Insurance Policy’s Sublimit Applies Following Underground Storage Tank Leak

Last week, the Second Circuit issued a summary order affirming a judgment of a district court involving the terms of a pollution and remediation liability policy.  The policy denied coverage for loss “based upon or arising out of the existence of any underground storage tank(s) and associated piping” except for certain specified tanks and piping that was listed on an endorsement to the policy.  In 2009, the insured discovered an underground storage tank at one of its gas stations discharged several thousand gallons of gasoline.  The parties agreed that the tank was listed on the endorsement and that the policy provided coverage.

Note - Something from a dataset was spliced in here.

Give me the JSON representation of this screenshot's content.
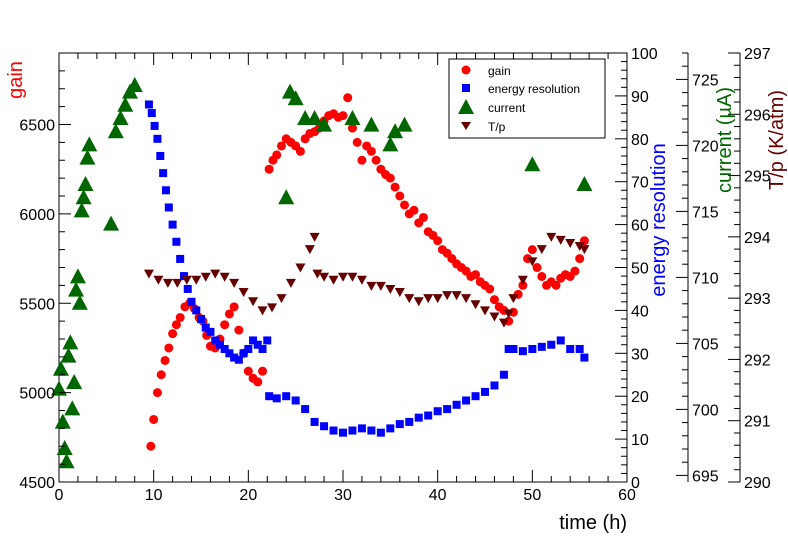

The parties disagreed, however, about whether a separate endorsement applied that inserted a sublimit of $1 million for each loss or remediation expense associated with the tanks in which coverage existed.  The insured argued that the meaning of the phrase “underground storage tank(s) and associated piping” varied across the policy so that the sublimit would not apply to the losses and expenses of this particular loss, even though the tank would still qualify under the endorsement that provided specific exceptions to the policy’s general denial of coverage for storage tanks and associated piping.  The district court, nor the Second Circuit, were persuaded.  The Second Circuit explained that the insured “points to no ‘countervailing reason’ for according varying meanings to the same phrase in this insurance policy.  To the contrary, the policy unambiguously uses the same terms in order to precisely and consistently define the scope of coverage, both in the exclusionary language and in the sublimit . . . there is no ambiguity here.”